Em nova regulamentação publicada pelo órgão nesta quinta-feira, ficou estabelecido que somente instituições financeiras que possuírem autorização poderão executar operações de eFX. Instituições que atualmente oferecem o serviço sem autorização poderão continuar suas atividades, desde que solicitem permissão ao Banco Central até maio de 2027.
A normativa determina ainda que todas as entidades que atuam com eFX devam enviar mensalmente ao Banco Central relatórios detalhados contendo informações sobre as operações realizadas. Além disso, essas instituições terão que manter contas separadas especificamente para movimentar os recursos dos clientes relacionados a eFX.
De acordo com o Banco Central, as novas diretrizes são resultado de consulta pública conduzida em 2025. O objetivo é aproximar as normas brasileiras aos padrões internacionais que pautam a regulamentação do setor.
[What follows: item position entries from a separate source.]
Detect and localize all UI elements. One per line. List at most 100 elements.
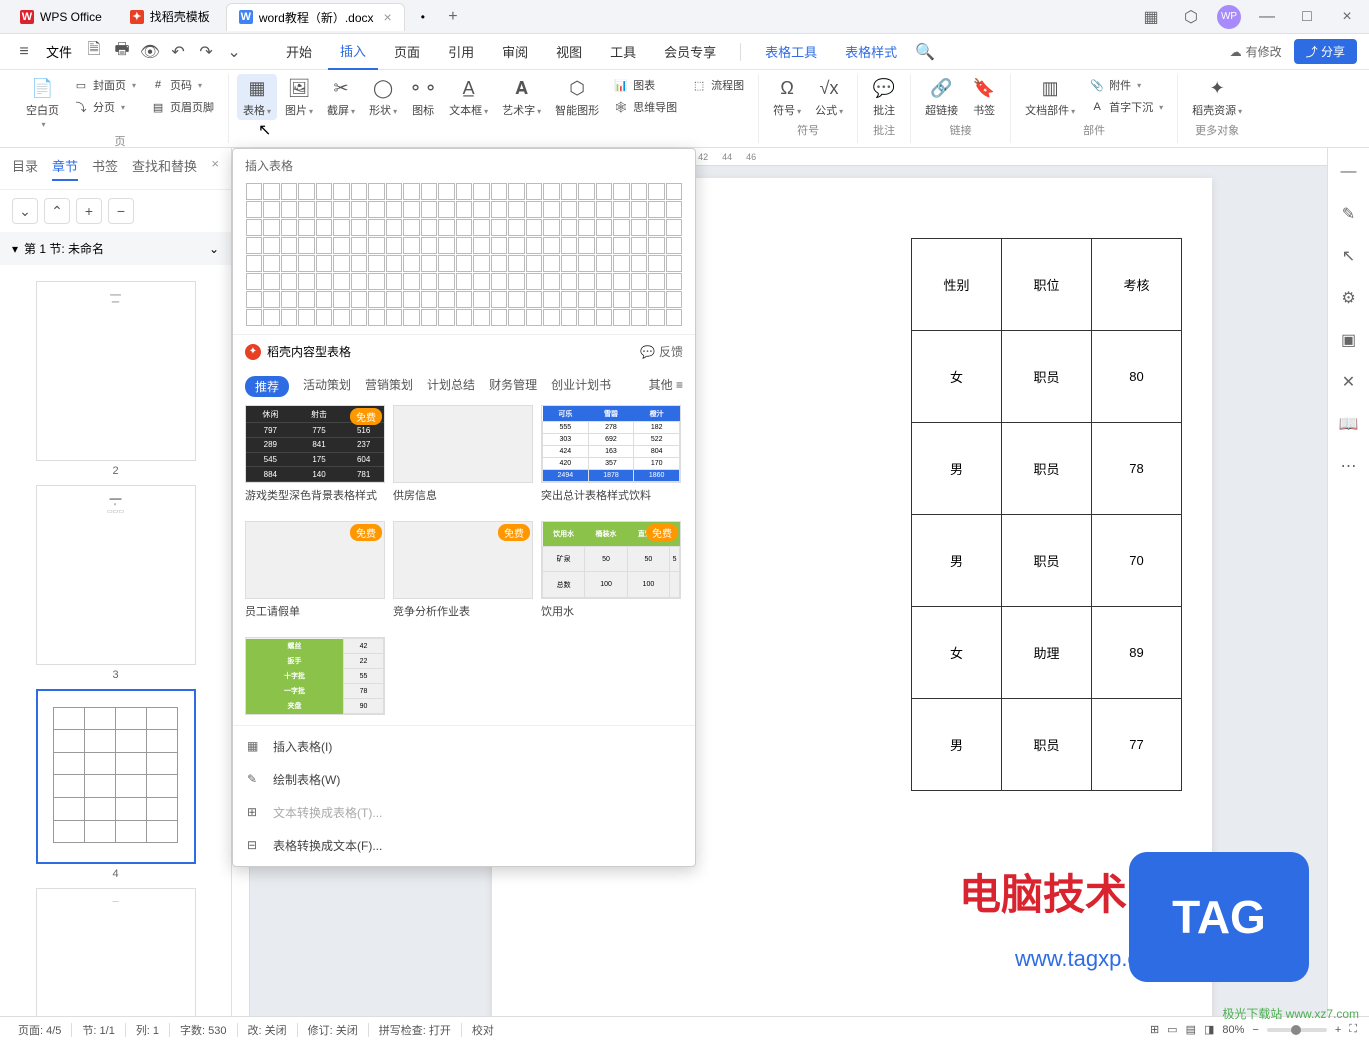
grid-cell[interactable] (351, 237, 368, 254)
grid-cell[interactable] (596, 309, 613, 326)
resource-button[interactable]: ✦稻壳资源▾ (1186, 74, 1248, 120)
grid-cell[interactable] (508, 219, 525, 236)
close-button[interactable]: × (1333, 3, 1361, 31)
avatar[interactable]: WP (1217, 5, 1241, 29)
app-tab-wps[interactable]: W WPS Office (8, 3, 114, 31)
close-icon[interactable]: × (384, 9, 392, 25)
screenshot-button[interactable]: ✂截屏▾ (321, 74, 361, 120)
document-table[interactable]: 性别职位考核 女职员80 男职员78 男职员70 女助理89 男职员77 (911, 238, 1182, 791)
print-icon[interactable]: 🖶 (110, 40, 134, 64)
nav-tab-chapter[interactable]: 章节 (52, 156, 78, 181)
menu-review[interactable]: 审阅 (490, 34, 540, 70)
grid-cell[interactable] (263, 201, 280, 218)
grid-cell[interactable] (578, 273, 595, 290)
grid-cell[interactable] (613, 291, 630, 308)
bookmark-button[interactable]: 🔖书签 (966, 74, 1002, 120)
grid-cell[interactable] (333, 183, 350, 200)
grid-cell[interactable] (263, 309, 280, 326)
grid-cell[interactable] (596, 183, 613, 200)
grid-cell[interactable] (613, 237, 630, 254)
grid-cell[interactable] (473, 183, 490, 200)
insert-table-option[interactable]: ▦插入表格(I) (233, 730, 695, 763)
pagenum-button[interactable]: #页码▾ (144, 74, 220, 96)
grid-cell[interactable] (403, 183, 420, 200)
status-proof[interactable]: 校对 (466, 1022, 500, 1038)
shape-button[interactable]: ◯形状▾ (363, 74, 403, 120)
more-icon[interactable]: ⌄ (222, 40, 246, 64)
docpart-button[interactable]: ▥文档部件▾ (1019, 74, 1081, 120)
grid-cell[interactable] (246, 237, 263, 254)
grid-cell[interactable] (491, 255, 508, 272)
grid-cell[interactable] (351, 219, 368, 236)
grid-cell[interactable] (421, 273, 438, 290)
status-revise[interactable]: 修订: 关闭 (302, 1022, 364, 1038)
feedback-link[interactable]: 💬 反馈 (640, 343, 683, 360)
grid-cell[interactable] (543, 291, 560, 308)
grid-cell[interactable] (526, 291, 543, 308)
chart-button[interactable]: 📊图表 (607, 74, 683, 96)
grid-cell[interactable] (596, 255, 613, 272)
grid-cell[interactable] (613, 183, 630, 200)
flowchart-button[interactable]: ⬚流程图 (685, 74, 750, 96)
grid-cell[interactable] (596, 201, 613, 218)
grid-cell[interactable] (421, 309, 438, 326)
grid-cell[interactable] (526, 309, 543, 326)
grid-cell[interactable] (561, 183, 578, 200)
grid-cell[interactable] (456, 237, 473, 254)
nav-add-button[interactable]: + (76, 198, 102, 224)
grid-cell[interactable] (578, 237, 595, 254)
grid-cell[interactable] (631, 255, 648, 272)
cover-button[interactable]: ▭封面页▾ (67, 74, 142, 96)
grid-cell[interactable] (666, 255, 683, 272)
grid-cell[interactable] (368, 219, 385, 236)
grid-cell[interactable] (386, 291, 403, 308)
menu-member[interactable]: 会员专享 (652, 34, 728, 70)
grid-cell[interactable] (333, 237, 350, 254)
grid-cell[interactable] (456, 255, 473, 272)
grid-cell[interactable] (613, 201, 630, 218)
share-button[interactable]: ⤴ 分享 (1294, 39, 1357, 64)
grid-cell[interactable] (351, 201, 368, 218)
grid-cell[interactable] (298, 237, 315, 254)
grid-cell[interactable] (421, 219, 438, 236)
grid-cell[interactable] (491, 273, 508, 290)
grid-cell[interactable] (526, 273, 543, 290)
grid-cell[interactable] (648, 237, 665, 254)
grid-cell[interactable] (561, 255, 578, 272)
grid-cell[interactable] (526, 201, 543, 218)
grid-cell[interactable] (596, 219, 613, 236)
template-item[interactable]: 免费 员工请假单 (245, 521, 385, 629)
grid-cell[interactable] (648, 183, 665, 200)
grid-cell[interactable] (403, 309, 420, 326)
grid-cell[interactable] (403, 291, 420, 308)
minus-icon[interactable]: — (1337, 160, 1361, 184)
grid-cell[interactable] (351, 273, 368, 290)
grid-cell[interactable] (456, 183, 473, 200)
grid-cell[interactable] (438, 219, 455, 236)
grid-cell[interactable] (666, 291, 683, 308)
grid-cell[interactable] (386, 219, 403, 236)
template-tab[interactable]: 营销策划 (365, 376, 413, 397)
grid-cell[interactable] (298, 273, 315, 290)
hamburger-icon[interactable]: ≡ (12, 40, 36, 64)
grid-cell[interactable] (298, 309, 315, 326)
textbox-button[interactable]: A̲文本框▾ (443, 74, 494, 120)
grid-cell[interactable] (333, 255, 350, 272)
grid-cell[interactable] (386, 237, 403, 254)
grid-cell[interactable] (613, 273, 630, 290)
grid-cell[interactable] (403, 219, 420, 236)
grid-cell[interactable] (386, 183, 403, 200)
nav-tab-bookmark[interactable]: 书签 (92, 156, 118, 181)
layers-icon[interactable]: ▣ (1337, 328, 1361, 352)
page-thumbnail[interactable]: ▬▬◐▭▭▭ 3 (0, 485, 231, 681)
grid-cell[interactable] (508, 309, 525, 326)
grid-cell[interactable] (648, 201, 665, 218)
template-item[interactable]: 可乐雪碧橙汁5552781823036925224241638044203571… (541, 405, 681, 513)
grid-cell[interactable] (456, 201, 473, 218)
grid-cell[interactable] (246, 255, 263, 272)
status-words[interactable]: 字数: 530 (174, 1022, 232, 1038)
grid-cell[interactable] (298, 219, 315, 236)
grid-cell[interactable] (263, 219, 280, 236)
page-thumbnail[interactable]: ━━━━━ 2 (0, 281, 231, 477)
grid-cell[interactable] (246, 309, 263, 326)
Embora tenha aumentado as exigências de segurança para o eFX, o Banco Central decidiu ampliar as possibilidades de uso desse serviço. Agora, além das operações tradicionais, será permitido utilizar o eFX para realizar investimentos tanto no mercado financeiro quanto no mercado de capitais, tanto no Brasil quanto no exterior. O valor máximo permitido por operação continua sendo de dez mil dólares, em linha com o limite já praticado nas demais modalidades do serviço.
O serviço de eFX, que foi regulamentado em 2022 pelo Banco Central, pode ser utilizado para os seguintes fins:
• Pagamento de compras realizadas fora do país;
• Contratação de serviços internacionais;
• Transferência de recursos financeiros para o exterior.
Diferentemente das operações tradicionais de câmbio, as transações via eFX não exigem a formalização de contratos individuais para cada movimentação.